Though the school has collaborative relationships with the University of Utah and Duke University, telemedicine is impossible because Tanzania’s electrical service is too unreliable. Other challenges include teaching medical ethics — “It’s difficult to get students to do what they don’t see in their seniors,” said Mwaikambo — and brokering a working relationship between modern doctors and the traditional cultural “doctors” with whom most people feel comfortable.

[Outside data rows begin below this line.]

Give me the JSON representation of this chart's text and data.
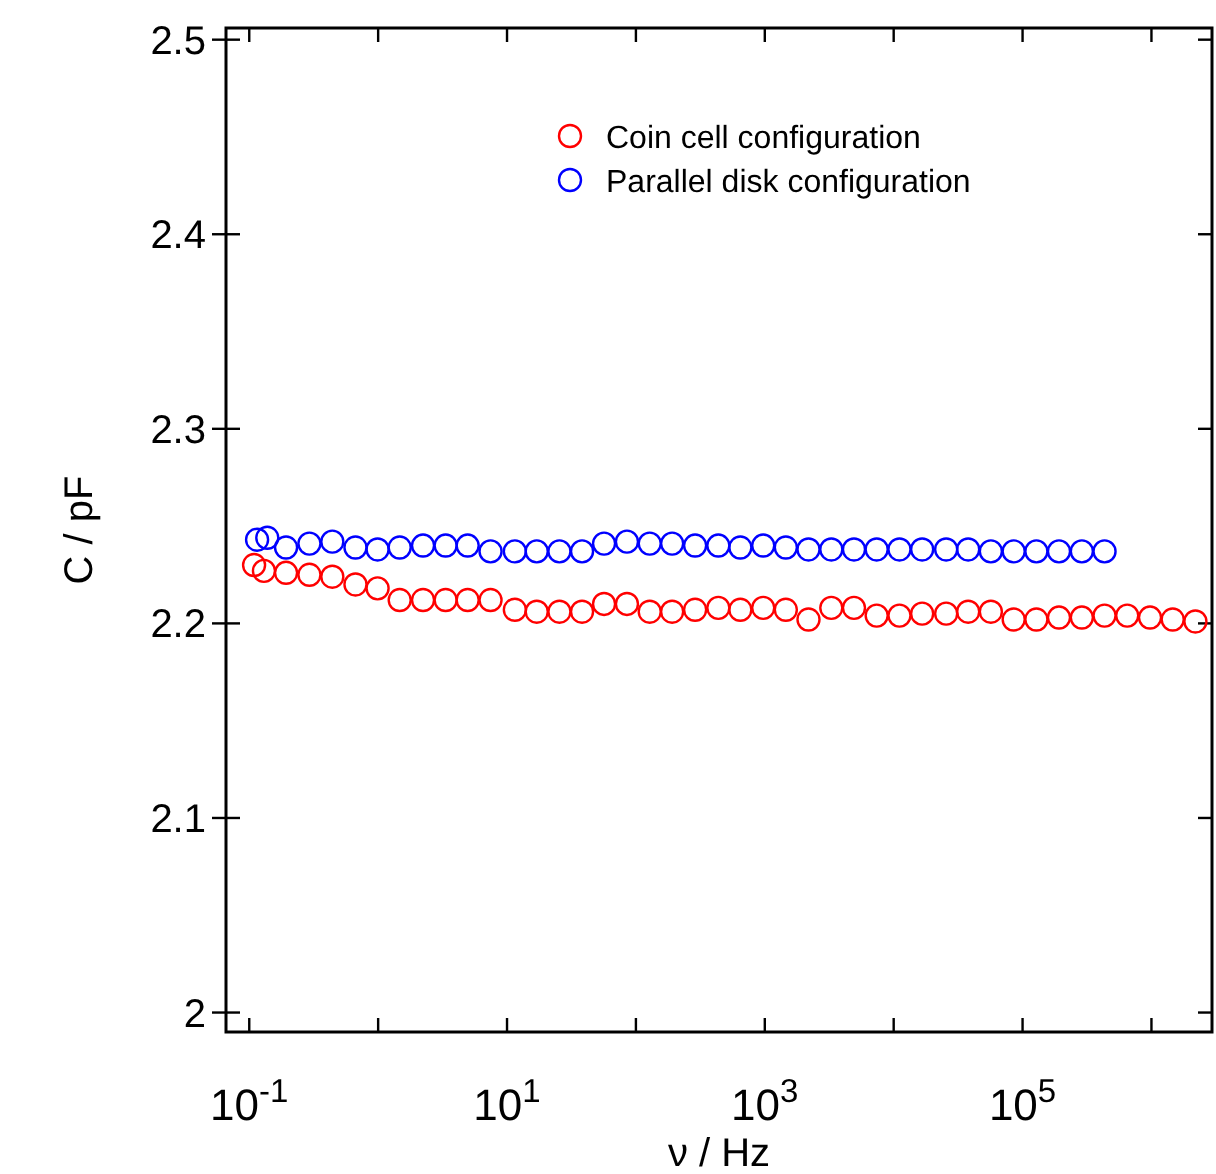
{
  "chart_data": {
    "type": "scatter",
    "xlabel": "ν / Hz",
    "ylabel": "C / pF",
    "log": "x",
    "xlim": [
      0.066,
      2950000
    ],
    "ylim": [
      1.99,
      2.506
    ],
    "xticks": [
      {
        "value": 0.1,
        "label": "10$^{-1}$"
      },
      {
        "value": 1,
        "label": null
      },
      {
        "value": 10,
        "label": "10$^{1}$"
      },
      {
        "value": 100,
        "label": null
      },
      {
        "value": 1000,
        "label": "10$^{3}$"
      },
      {
        "value": 10000,
        "label": null
      },
      {
        "value": 100000,
        "label": "10$^{5}$"
      },
      {
        "value": 1000000,
        "label": null
      }
    ],
    "yticks": [
      2,
      2.1,
      2.2,
      2.3,
      2.4,
      2.5
    ],
    "grid": false,
    "legend": "top right",
    "marker": "circle",
    "series": [
      {
        "name": "Coin cell configuration",
        "color": "#ff0000",
        "x": [
          0.109,
          0.13,
          0.193,
          0.293,
          0.441,
          0.667,
          0.99,
          1.47,
          2.23,
          3.34,
          4.95,
          7.45,
          11.5,
          17,
          25.5,
          38.2,
          56.6,
          85.2,
          128,
          191,
          288,
          436,
          646,
          972,
          1456,
          2183,
          3281,
          4920,
          7380,
          11090,
          16630,
          25540,
          37840,
          56750,
          85340,
          128000,
          191700,
          288400,
          432500,
          648600,
          975000,
          1462000,
          2193000
        ],
        "values": [
          2.23,
          2.227,
          2.226,
          2.225,
          2.224,
          2.22,
          2.218,
          2.212,
          2.212,
          2.212,
          2.212,
          2.212,
          2.207,
          2.206,
          2.206,
          2.206,
          2.21,
          2.21,
          2.206,
          2.206,
          2.207,
          2.208,
          2.207,
          2.208,
          2.207,
          2.202,
          2.208,
          2.208,
          2.204,
          2.204,
          2.205,
          2.205,
          2.206,
          2.206,
          2.202,
          2.202,
          2.203,
          2.203,
          2.204,
          2.204,
          2.203,
          2.202,
          2.201
        ]
      },
      {
        "name": "Parallel disk configuration",
        "color": "#0000ff",
        "x": [
          0.115,
          0.138,
          0.193,
          0.293,
          0.441,
          0.667,
          0.99,
          1.47,
          2.23,
          3.34,
          4.95,
          7.45,
          11.5,
          17,
          25.5,
          38.2,
          56.6,
          85.2,
          128,
          191,
          288,
          436,
          646,
          972,
          1456,
          2183,
          3281,
          4920,
          7380,
          11090,
          16630,
          25540,
          37840,
          56750,
          85340,
          128000,
          191700,
          288400,
          432500
        ],
        "values": [
          2.243,
          2.244,
          2.239,
          2.241,
          2.242,
          2.239,
          2.238,
          2.239,
          2.24,
          2.24,
          2.24,
          2.237,
          2.237,
          2.237,
          2.237,
          2.237,
          2.241,
          2.242,
          2.241,
          2.241,
          2.24,
          2.24,
          2.239,
          2.24,
          2.239,
          2.238,
          2.238,
          2.238,
          2.238,
          2.238,
          2.238,
          2.238,
          2.238,
          2.237,
          2.237,
          2.237,
          2.237,
          2.237,
          2.237
        ]
      }
    ]
  }
}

But there is a brighter side. About 560 students are currently enrolled at Kairuki Memorial, and 161 physicians have graduated since 2004. The university hopes to expand soon by increasing its student base and by opening pharmaceutical and dental schools. Photographs of the university show neat rows of students concentrating at their desks; stacks of library books in a well-lit, modern facility; and proud graduates in colorful caps and gowns.
“We are facing our second decade with a lot of expectations of sustained growth and development,” Mwaikambo concluded. “In my opinion, the future looks assured.”